In [None]:
import copy
import seaborn as sns
from seaborn.utils import np, plt, pd, os

In [None]:
my_pkg = "..//Presentation"
imp_mods = os.sys.path 
if my_pkg not in imp_mods:
    imp_mods.append(my_pkg)
    print("Imported successfully")

In [None]:
from census_methods import CensusDataset as cd 

In [None]:
census_df = pd.read_csv('final_Marital_Status_and_Religion_cleaned.csv')

In [None]:
census_df.info()

In [None]:
census_df.head()

___

## UNEMPLOYMENT TRENDS

In [None]:
unemployed = census_df.loc[census_df['Is Unemployed'] == 1]
unemployed

#### Those who are actively unemployed (below 65 years and unemployed)

In [None]:
actively_unemployed = unemployed.loc[unemployed['Age'] <= 65]
actively_unemployed.shape[0]

In [None]:
unemployed.shape[0] - actively_unemployed.shape[0]

### Are certain ages more likely to be unemployed than others?

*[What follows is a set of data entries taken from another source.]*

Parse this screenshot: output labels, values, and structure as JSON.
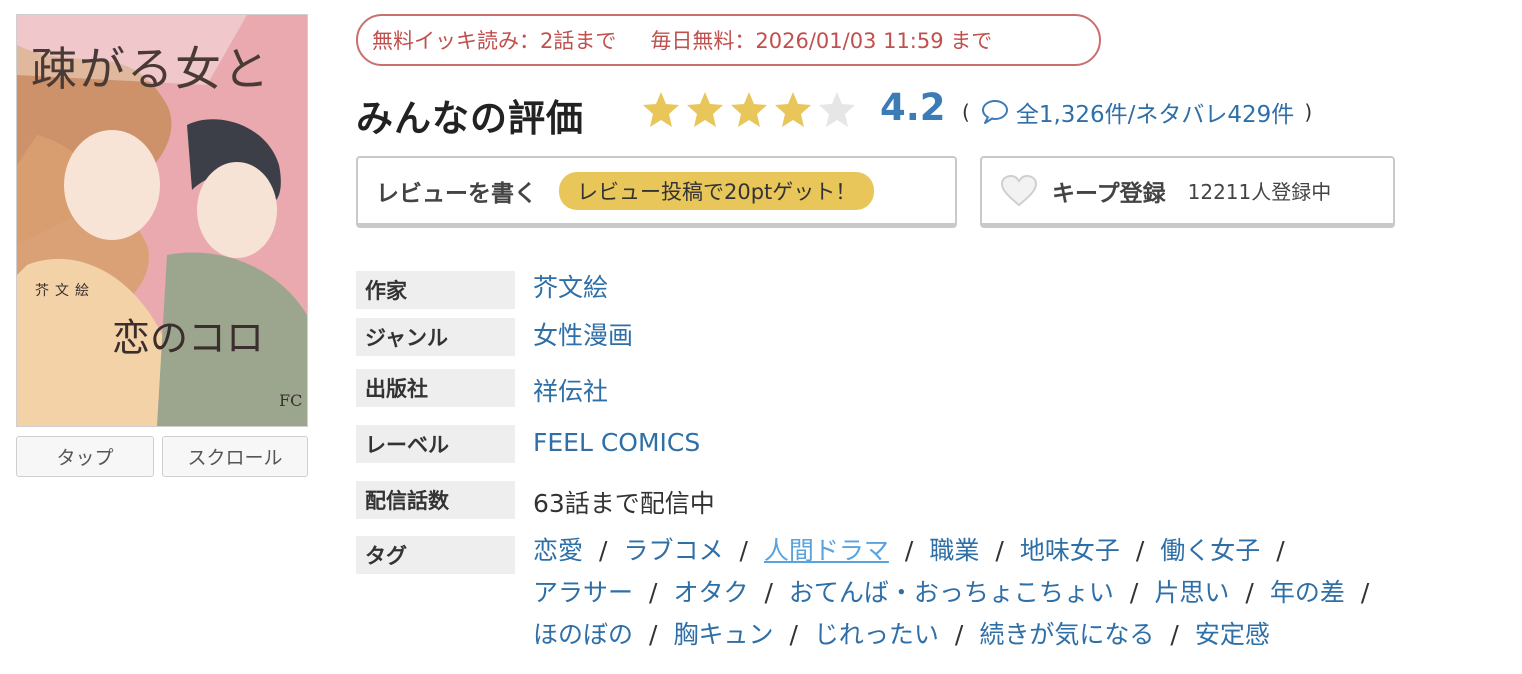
{
  "cover": {
    "title_line1": "疎がる女と",
    "title_line2": "恋のコロ",
    "author_mark": "芥文絵",
    "publisher_mark": "FC",
    "colors": {
      "background": "#e9a9ae",
      "accent": "#f6d6a6"
    }
  },
  "view_buttons": {
    "tap": "タップ",
    "scroll": "スクロール"
  },
  "free_badge": {
    "text1": "無料イッキ読み：2話まで",
    "text2": "毎日無料：2026/01/03 11:59 まで",
    "color": "#c0504d"
  },
  "rating": {
    "title": "みんなの評価",
    "stars_filled": 4,
    "stars_total": 5,
    "score": "4.2",
    "open_paren": "(",
    "counts": "全1,326件/ネタバレ429件",
    "close_paren": ")",
    "star_color": "#e8c65a",
    "empty_star_color": "#e6e6e6"
  },
  "actions": {
    "review_label": "レビューを書く",
    "review_promo": "レビュー投稿で20ptゲット！",
    "keep_label": "キープ登録",
    "keep_count": "12211人登録中"
  },
  "info": {
    "author_label": "作家",
    "author": "芥文絵",
    "genre_label": "ジャンル",
    "genre": "女性漫画",
    "publisher_label": "出版社",
    "publisher": "祥伝社",
    "label_label": "レーベル",
    "label": "FEEL COMICS",
    "episodes_label": "配信話数",
    "episodes": "63話まで配信中",
    "tags_label": "タグ"
  },
  "tags": [
    [
      "恋愛",
      "ラブコメ",
      "人間ドラマ",
      "職業",
      "地味女子",
      "働く女子"
    ],
    [
      "アラサー",
      "オタク",
      "おてんば・おっちょこちょい",
      "片思い",
      "年の差"
    ],
    [
      "ほのぼの",
      "胸キュン",
      "じれったい",
      "続きが気になる",
      "安定感"
    ]
  ],
  "tag_separator": "/",
  "active_tag": "人間ドラマ"
}
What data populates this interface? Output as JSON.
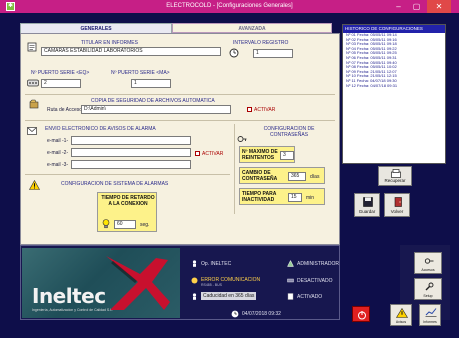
{
  "window": {
    "title": "ELECTROCOLD - [Configuraciones Generales]",
    "minimize": "–",
    "maximize": "▢",
    "close": "✕"
  },
  "tabs": [
    {
      "label": "GENERALES",
      "active": true
    },
    {
      "label": "AVANZADA",
      "active": false
    }
  ],
  "general": {
    "titular_label": "TITULAR EN INFORMES",
    "titular_value": "CAMARAS ESTABILIDAD LABORATORIOS",
    "intervalo_label": "INTERVALO REGISTRO",
    "intervalo_value": "1",
    "puerto_eq_label": "Nº PUERTO SERIE <EQ>",
    "puerto_eq_value": "2",
    "puerto_ma_label": "Nº PUERTO SERIE <MA>",
    "puerto_ma_value": "1",
    "backup_label": "COPIA DE SEGURIDAD DE ARCHIVOS AUTOMATICA",
    "ruta_label": "Ruta de Acceso",
    "ruta_value": "D:\\Admin\\",
    "backup_activar": "ACTIVAR"
  },
  "email": {
    "title": "ENVIO ELECTRONICO DE AVISOS DE ALARMA",
    "fields": [
      {
        "label": "e-mail -1-",
        "value": ""
      },
      {
        "label": "e-mail -2-",
        "value": ""
      },
      {
        "label": "e-mail -3-",
        "value": ""
      }
    ],
    "activar": "ACTIVAR"
  },
  "password": {
    "title": "CONFIGURACION DE CONTRASEÑAS",
    "max_reintentos_label": "Nº MAXIMO DE REINTENTOS",
    "max_reintentos_value": "3",
    "cambio_label": "CAMBIO DE CONTRASEÑA",
    "cambio_value": "365",
    "cambio_unit": "días",
    "tiempo_label": "TIEMPO PARA INACTIVIDAD",
    "tiempo_value": "15",
    "tiempo_unit": "min"
  },
  "alarm": {
    "title": "CONFIGURACION DE SISTEMA DE ALARMAS",
    "retardo_label": "TIEMPO DE RETARDO A LA CONEXION",
    "retardo_value": "60",
    "retardo_unit": "seg."
  },
  "history": {
    "title": "HISTORICO DE CONFIGURACIONES",
    "rows": [
      "Nº 01 Fecha: 05/05/11 09:14",
      "Nº 02 Fecha: 05/05/11 09:16",
      "Nº 03 Fecha: 05/05/11 09:18",
      "Nº 04 Fecha: 05/05/11 09:22",
      "Nº 05 Fecha: 05/05/11 09:25",
      "Nº 06 Fecha: 05/05/11 09:31",
      "Nº 07 Fecha: 05/05/11 09:40",
      "Nº 08 Fecha: 05/05/11 10:02",
      "Nº 09 Fecha: 21/05/11 12:07",
      "Nº 10 Fecha: 21/05/11 12:15",
      "Nº 11 Fecha: 04/07/18 09:30",
      "Nº 12 Fecha: 04/07/18 09:31"
    ]
  },
  "buttons": {
    "recuperar": "Recuperar",
    "guardar": "Guardar",
    "volver": "Volver"
  },
  "status": {
    "operator": "Op. INELTEC",
    "role": "ADMINISTRADOR",
    "error": "ERROR COMUNICACION",
    "error_sub": "RS485 - BUS",
    "desactivado": "DESACTIVADO",
    "caducidad": "Caducidad en 365 días",
    "activado": "ACTIVADO",
    "datetime": "04/07/2018 09:32"
  },
  "logo": {
    "name": "Ineltec",
    "tagline": "Ingeniería, Automatizacion y Control de Calidad S.L."
  },
  "sidebar": {
    "accesos": "Accesos",
    "setup": "Setup",
    "avisos": "Avisos",
    "informes": "Informes"
  },
  "colors": {
    "titlebar": "#c61f86",
    "window_bg": "#0e0e4a",
    "panel_bg": "#f6f1e0",
    "highlight_yellow": "#fdf28a",
    "error_yellow": "#ffd14a"
  }
}
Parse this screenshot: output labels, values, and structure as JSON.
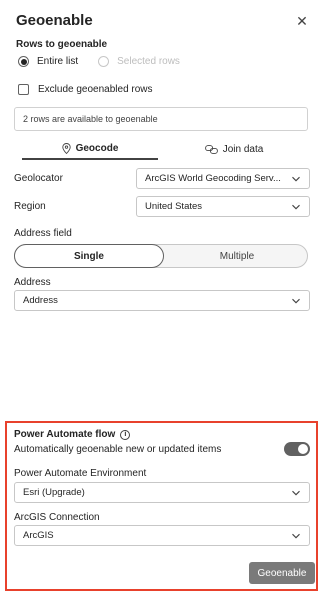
{
  "header": {
    "title": "Geoenable",
    "close_icon": "close-icon"
  },
  "rows_section": {
    "label": "Rows to geoenable",
    "options": [
      {
        "label": "Entire list",
        "checked": true,
        "disabled": false
      },
      {
        "label": "Selected rows",
        "checked": false,
        "disabled": true
      }
    ],
    "exclude_label": "Exclude geoenabled rows",
    "exclude_checked": false,
    "info_text": "2 rows are available to geoenable"
  },
  "tabs": [
    {
      "label": "Geocode",
      "icon": "location-pin-icon",
      "active": true
    },
    {
      "label": "Join data",
      "icon": "link-icon",
      "active": false
    }
  ],
  "fields": {
    "geolocator_label": "Geolocator",
    "geolocator_value": "ArcGIS World Geocoding Serv...",
    "region_label": "Region",
    "region_value": "United States",
    "address_field_label": "Address field",
    "segment_single": "Single",
    "segment_multiple": "Multiple",
    "segment_selected": "Single",
    "address_label": "Address",
    "address_value": "Address"
  },
  "power_automate": {
    "title": "Power Automate flow",
    "toggle_label": "Automatically geoenable new or updated items",
    "toggle_on": true,
    "environment_label": "Power Automate Environment",
    "environment_value": "Esri (Upgrade)",
    "connection_label": "ArcGIS Connection",
    "connection_value": "ArcGIS",
    "highlight_color": "#e8412c"
  },
  "actions": {
    "geoenable_button": "Geoenable"
  }
}
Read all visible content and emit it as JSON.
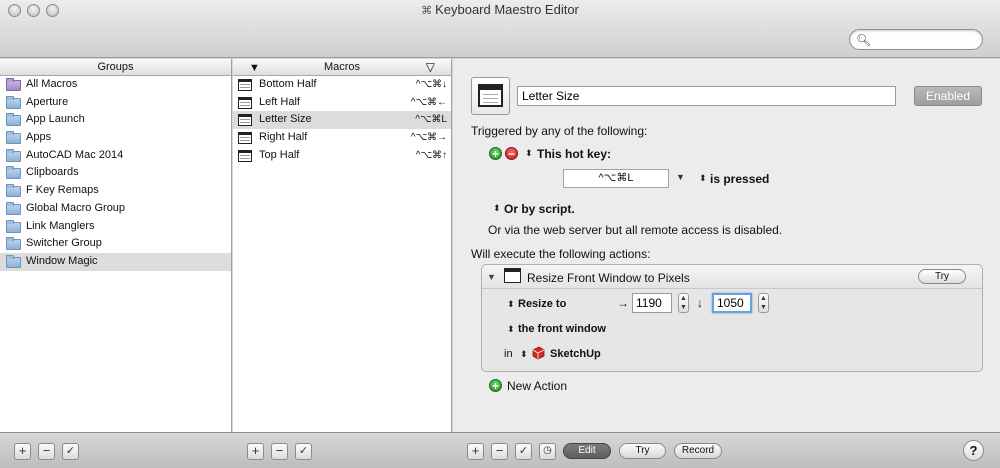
{
  "window": {
    "title": "Keyboard Maestro Editor",
    "title_prefix": "⌘"
  },
  "search": {
    "placeholder": "",
    "value": ""
  },
  "groups": {
    "header": "Groups",
    "items": [
      {
        "label": "All Macros",
        "smart": true
      },
      {
        "label": "Aperture"
      },
      {
        "label": "App Launch"
      },
      {
        "label": "Apps"
      },
      {
        "label": "AutoCAD Mac 2014"
      },
      {
        "label": "Clipboards"
      },
      {
        "label": "F Key Remaps"
      },
      {
        "label": "Global Macro Group"
      },
      {
        "label": "Link Manglers"
      },
      {
        "label": "Switcher Group"
      },
      {
        "label": "Window Magic",
        "selected": true
      }
    ]
  },
  "macros": {
    "header": "Macros",
    "items": [
      {
        "label": "Bottom Half",
        "hotkey": "^⌥⌘↓"
      },
      {
        "label": "Left Half",
        "hotkey": "^⌥⌘←"
      },
      {
        "label": "Letter Size",
        "hotkey": "^⌥⌘L",
        "selected": true
      },
      {
        "label": "Right Half",
        "hotkey": "^⌥⌘→"
      },
      {
        "label": "Top Half",
        "hotkey": "^⌥⌘↑"
      }
    ]
  },
  "editor": {
    "macro_name": "Letter Size",
    "enabled_label": "Enabled",
    "triggered_label": "Triggered by any of the following:",
    "hotkey_trigger_label": "This hot key:",
    "hotkey_value": "^⌥⌘L",
    "is_pressed_label": "is pressed",
    "or_by_script": "Or by script.",
    "web_server_note": "Or via the web server but all remote access is disabled.",
    "will_execute_label": "Will execute the following actions:",
    "action": {
      "title": "Resize Front Window to Pixels",
      "try_label": "Try",
      "resize_to_label": "Resize to",
      "width_arrow": "→",
      "width_value": "1190",
      "height_arrow": "↓",
      "height_value": "1050",
      "target_label": "the front window",
      "in_label": "in",
      "app_label": "SketchUp"
    },
    "new_action_label": "New Action"
  },
  "bottom_bar": {
    "edit_label": "Edit",
    "try_label": "Try",
    "record_label": "Record",
    "help_label": "?"
  }
}
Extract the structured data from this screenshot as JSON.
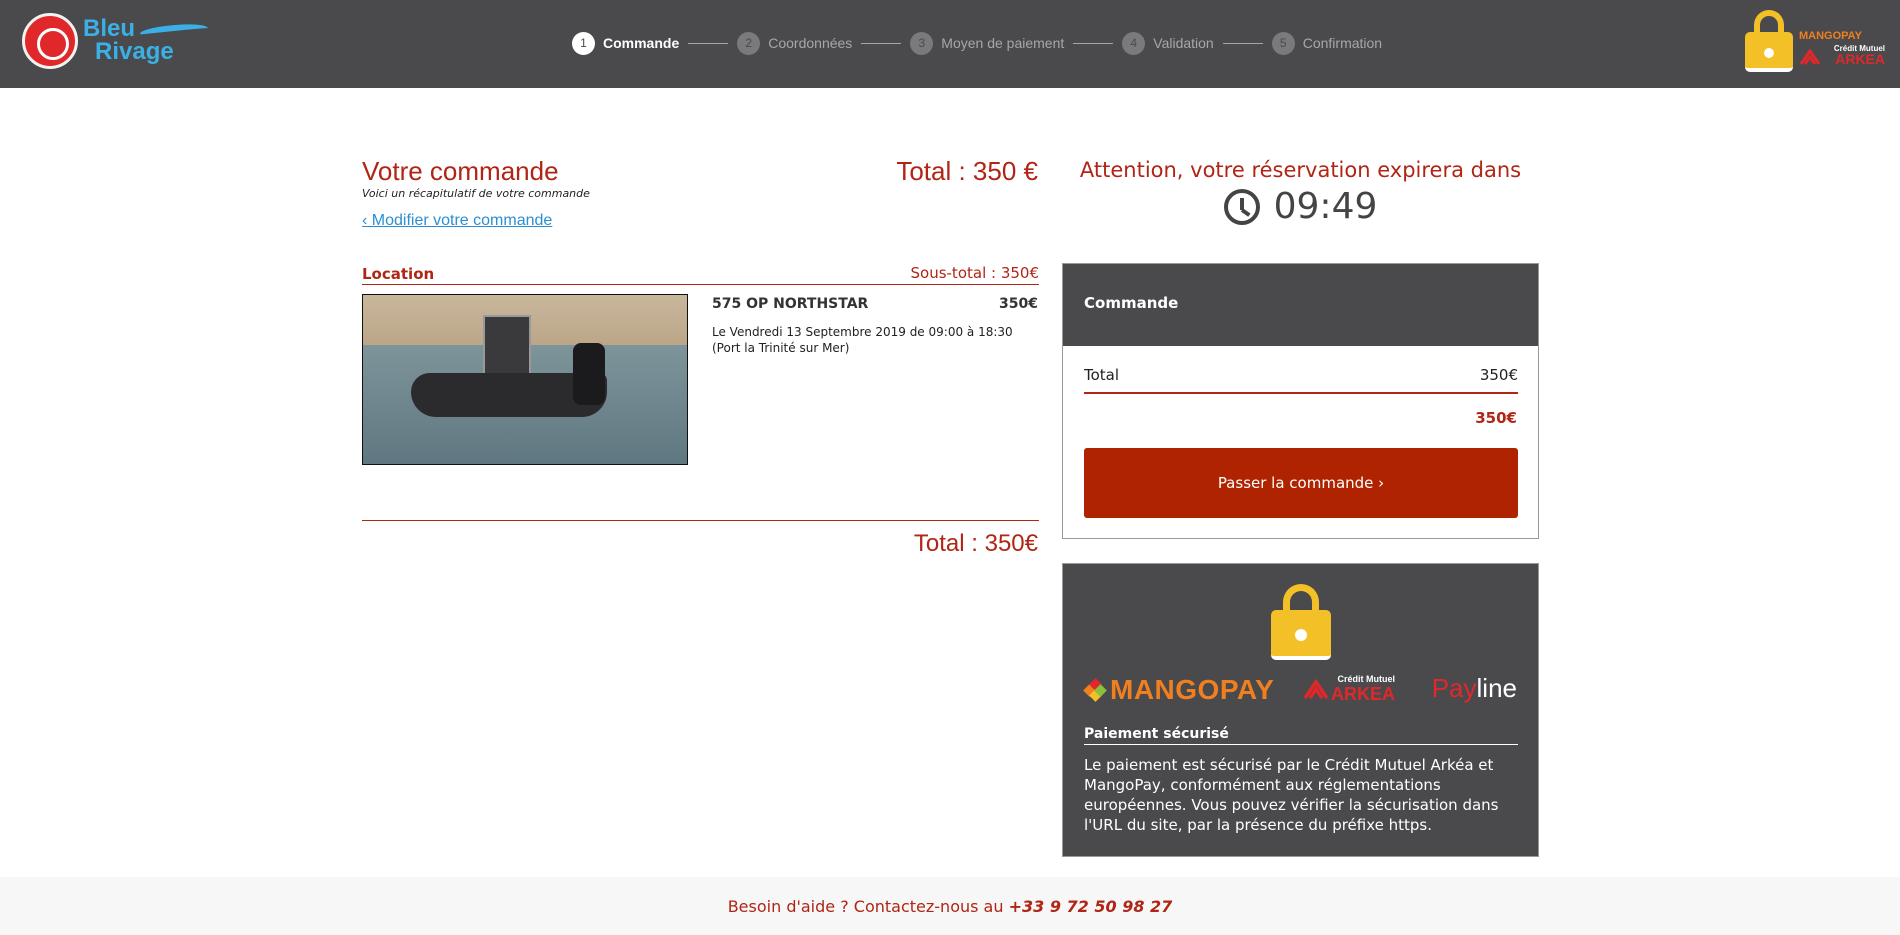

#### Age Distribution of Unemployed Residents

In [None]:
age_boundaries = list(range(0, census_df['Age'].max()+5, 5))
print(age_boundaries)

#### Classify the ages of unemployed residents

In [None]:
unemp_age_cls = pd.cut(unemployed['Age'], age_boundaries, retbins=True, right=False, include_lowest=True)[0]
unemp_age_cls

#### Unemployment Trend Across Age Brackets

In [None]:
# Frequency table for age distribution of unemployed residents
unemp_age_cls_freq = unemp_age_cls.value_counts().sort_index()
unemp_age_cls_freq

In [None]:
# as a percentage of total unemployed ("share of pie")
unemp_age_cls_freq_perc = np.round(100 * unemp_age_cls_freq/unemp_age_cls_freq.sum(), 2)
unemp_age_cls_freq_perc

In [None]:
# ages 25 to 44
unemp_age_cls_freq_perc.reset_index().loc[4:8, 'Age'].sum()

In [None]:
# colored red, others colored darkred
ten_perc_and_above = unemp_age_cls_freq_perc.loc[unemp_age_cls_freq_perc >= 10]
ten_perc_and_above

In [None]:
below_ten_perc = unemp_age_cls_freq_perc.loc[~(unemp_age_cls_freq_perc.index.isin(ten_perc_and_above.index))]
below_ten_perc

In [None]:
# as a percentage of the entire population - overall percentage
# for proper perspective
unemp_age_cls_overall_perc = np.round(unemp_age_cls_freq/census_df.shape[0], 3)
unemp_age_cls_overall_perc

#### Plot Showing the Age Distribution of Unemployed Residents

In [None]:
sns.set_style(style='whitegrid')
fig = plt.figure(figsize=(6, 4), dpi=200)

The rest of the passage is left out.